Wednesday, March 28, 2012

The American Dream Is in Doubt

Americans are having doubts about just what the American Dream is all about. If the Dream defines us, and I think it does, it is difficult to know who we are now. It is also difficult to support something that we have good reason to doubt. That doubt and the refusal to support explains why the American Dream has been hijacked, defunded and must be reclaimed..


The American Dream is the expectation of political liberty, economic opportunity, social mobility and a comfortable life for the citizen/worker. It springs from the Declaration of Independence's right to life, liberty and the pursuit of happiness. It is bolstered by the abundance of nature, the American propensity for hard work and our natural optimism.


Optimism is part of our DNA. Americans have always rejected the pessimism of Thomas Hobbes, the founder of Anglo-Saxon individualism, who said that the natural life of man was "solitary, poor, nasty, brutish and short." So what has changed or why is there foreboding and talk of "Reclaiming the American Dream," as though everyone believes we have already lost it?


The American Dream has always been with us; it goes back to at least Thomas Jefferson and Alexander Hamilton. But, surprisingly, as a specific phrase or idea, it was only popularized beginning in 1931. Like much that came out of the Depression and New Deal, the American Dream only took root in the popular culture in the 1950s and 60s. The Dream took on the material goals of the time: home ownership, educational attainment and a shared prosperity. The American Dream has always morphed to fit the times and has always been, until now, more than material plenty.


The problem now is, first, that the reality we face is changing. Then, there is no longer a consensus on what our Dream is and, finally, our intense focus on the Dream is changing us.


In the real world, we see an America of diminishing opportunity. Whether it is a new house, a good job or a first-in-the-family B.A., the achievement does not seem to deliver on its promise of freedom and security. Worse, Americans feel constrained as millions of homes are being foreclosed and the cost of college is putting it out of reach for the the families of skilled workers or middle management.


The recession might formally be over but it is not a shared austerity or prosperity. The political system that is supposed to protect us and the American Dream is not responding to our needs. It has become an alien entity.


At the same time, the Dream itself is changing and being corrupted. The most horrible degrading of the American Dream came when the country was attacked and the president told the people to go shopping. By that act, the Dream officially degenerated into consumerism: physical goods, a lifestyle, the novelty of fashion and the consumer experience itself.

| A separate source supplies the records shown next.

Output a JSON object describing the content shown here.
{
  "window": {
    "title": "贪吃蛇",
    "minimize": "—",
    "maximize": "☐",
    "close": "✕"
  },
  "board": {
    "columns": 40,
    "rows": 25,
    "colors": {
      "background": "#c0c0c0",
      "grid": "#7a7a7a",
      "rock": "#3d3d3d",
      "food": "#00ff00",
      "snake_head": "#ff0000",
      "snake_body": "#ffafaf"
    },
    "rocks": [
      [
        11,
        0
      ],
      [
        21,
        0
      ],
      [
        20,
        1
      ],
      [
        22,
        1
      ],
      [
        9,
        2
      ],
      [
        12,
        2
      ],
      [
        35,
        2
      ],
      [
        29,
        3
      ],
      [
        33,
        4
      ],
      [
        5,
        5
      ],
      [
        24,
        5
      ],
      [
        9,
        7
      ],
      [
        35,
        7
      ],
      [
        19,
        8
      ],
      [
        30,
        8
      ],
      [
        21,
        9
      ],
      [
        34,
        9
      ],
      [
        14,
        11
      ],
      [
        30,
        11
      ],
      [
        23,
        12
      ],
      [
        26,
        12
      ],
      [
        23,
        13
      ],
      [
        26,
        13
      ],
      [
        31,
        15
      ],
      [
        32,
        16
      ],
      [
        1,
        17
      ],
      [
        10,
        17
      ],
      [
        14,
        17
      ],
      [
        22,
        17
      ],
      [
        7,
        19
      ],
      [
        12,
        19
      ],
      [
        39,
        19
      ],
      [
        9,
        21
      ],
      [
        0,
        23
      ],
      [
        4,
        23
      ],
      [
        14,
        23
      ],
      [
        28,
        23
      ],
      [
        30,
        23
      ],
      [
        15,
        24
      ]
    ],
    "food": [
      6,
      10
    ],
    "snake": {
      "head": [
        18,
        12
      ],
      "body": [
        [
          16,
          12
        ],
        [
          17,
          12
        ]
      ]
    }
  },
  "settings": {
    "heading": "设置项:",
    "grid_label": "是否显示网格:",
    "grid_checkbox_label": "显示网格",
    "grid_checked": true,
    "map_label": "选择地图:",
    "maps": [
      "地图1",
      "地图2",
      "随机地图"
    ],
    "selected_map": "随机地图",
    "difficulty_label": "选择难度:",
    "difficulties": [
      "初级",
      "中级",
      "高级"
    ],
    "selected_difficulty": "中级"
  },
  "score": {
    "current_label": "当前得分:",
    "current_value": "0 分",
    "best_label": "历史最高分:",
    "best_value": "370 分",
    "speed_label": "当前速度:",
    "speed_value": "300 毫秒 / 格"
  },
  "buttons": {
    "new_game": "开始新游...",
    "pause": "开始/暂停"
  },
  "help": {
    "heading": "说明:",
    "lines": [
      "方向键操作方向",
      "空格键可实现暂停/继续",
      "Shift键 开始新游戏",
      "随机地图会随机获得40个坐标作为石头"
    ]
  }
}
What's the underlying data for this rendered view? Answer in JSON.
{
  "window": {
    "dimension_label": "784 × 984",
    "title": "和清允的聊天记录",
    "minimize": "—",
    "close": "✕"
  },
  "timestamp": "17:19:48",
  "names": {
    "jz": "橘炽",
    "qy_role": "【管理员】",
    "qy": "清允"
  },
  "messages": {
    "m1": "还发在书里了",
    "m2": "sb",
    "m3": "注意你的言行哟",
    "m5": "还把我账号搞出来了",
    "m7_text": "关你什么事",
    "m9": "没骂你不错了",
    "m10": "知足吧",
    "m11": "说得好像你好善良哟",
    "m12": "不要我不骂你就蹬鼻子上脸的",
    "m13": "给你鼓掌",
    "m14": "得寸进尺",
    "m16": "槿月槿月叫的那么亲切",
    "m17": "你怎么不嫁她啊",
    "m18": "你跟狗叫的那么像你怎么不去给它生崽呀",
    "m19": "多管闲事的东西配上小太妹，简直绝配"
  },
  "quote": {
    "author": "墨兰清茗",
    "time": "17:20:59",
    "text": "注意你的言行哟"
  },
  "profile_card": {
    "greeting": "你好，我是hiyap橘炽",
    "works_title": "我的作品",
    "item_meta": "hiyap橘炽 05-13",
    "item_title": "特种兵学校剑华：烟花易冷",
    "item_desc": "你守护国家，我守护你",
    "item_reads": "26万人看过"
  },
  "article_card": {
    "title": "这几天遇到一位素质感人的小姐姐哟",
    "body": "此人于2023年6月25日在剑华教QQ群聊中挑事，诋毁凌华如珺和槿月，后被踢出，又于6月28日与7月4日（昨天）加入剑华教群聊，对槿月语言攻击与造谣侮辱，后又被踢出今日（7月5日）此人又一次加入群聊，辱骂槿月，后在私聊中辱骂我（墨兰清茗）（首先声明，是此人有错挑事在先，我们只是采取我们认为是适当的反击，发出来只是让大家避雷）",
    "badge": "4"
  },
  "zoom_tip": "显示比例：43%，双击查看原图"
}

In the process of consumerization, the Dream was privatized and individualized. This in turn led to a competitive consumerism that meant not just keeping up with the Joneses but one upping them.


This individualistic consumerism then fed back and changed us. Chasing after the American Dream became getting "the optimal hoard of positional goods." Positional goods are the status symbols where possession marks you as a comparative success. The irony is that mobility in America is now lower than it is in Canada and many European countries.


Americans now widely believe that merit, hard work and determination are not enough to get ahead. There is a pessimism that says the Dream will not be there for the next generation. The Dream has been hi-jacked.


These justified doubts about the American Dream arose from the debt-based, competitive consumerism that now masquerades as the Dream. The shift in the Dream really began in the1980s when wage levels became stagnant and all income increases were seized by the wealthy. Those who had money got more. This redistribution of income defunded the Dream and undermined our faith in a meritocracy not dependent on position or wealth. Wealth now matters; it is concentrated and it is soaking up the opportunity, upward mobility and security promised by the Dream.


The American Dream was always supported by an economy capable of providing the requisite resources. The economy still has the wealth to support the Dream but there is no political consensus about shared values and, therefore, how we distribute the wealth. Too many people are unwilling to share the Dream.


Our polarized and unstable political system can't agree on how much to spend on healthcare, national defense or education, much less on our Dream. We do know that when all of the increase in income has gone to the wealthy, the American Dream has been defunded.


Reclaiming the American Dream means being willing to share it again.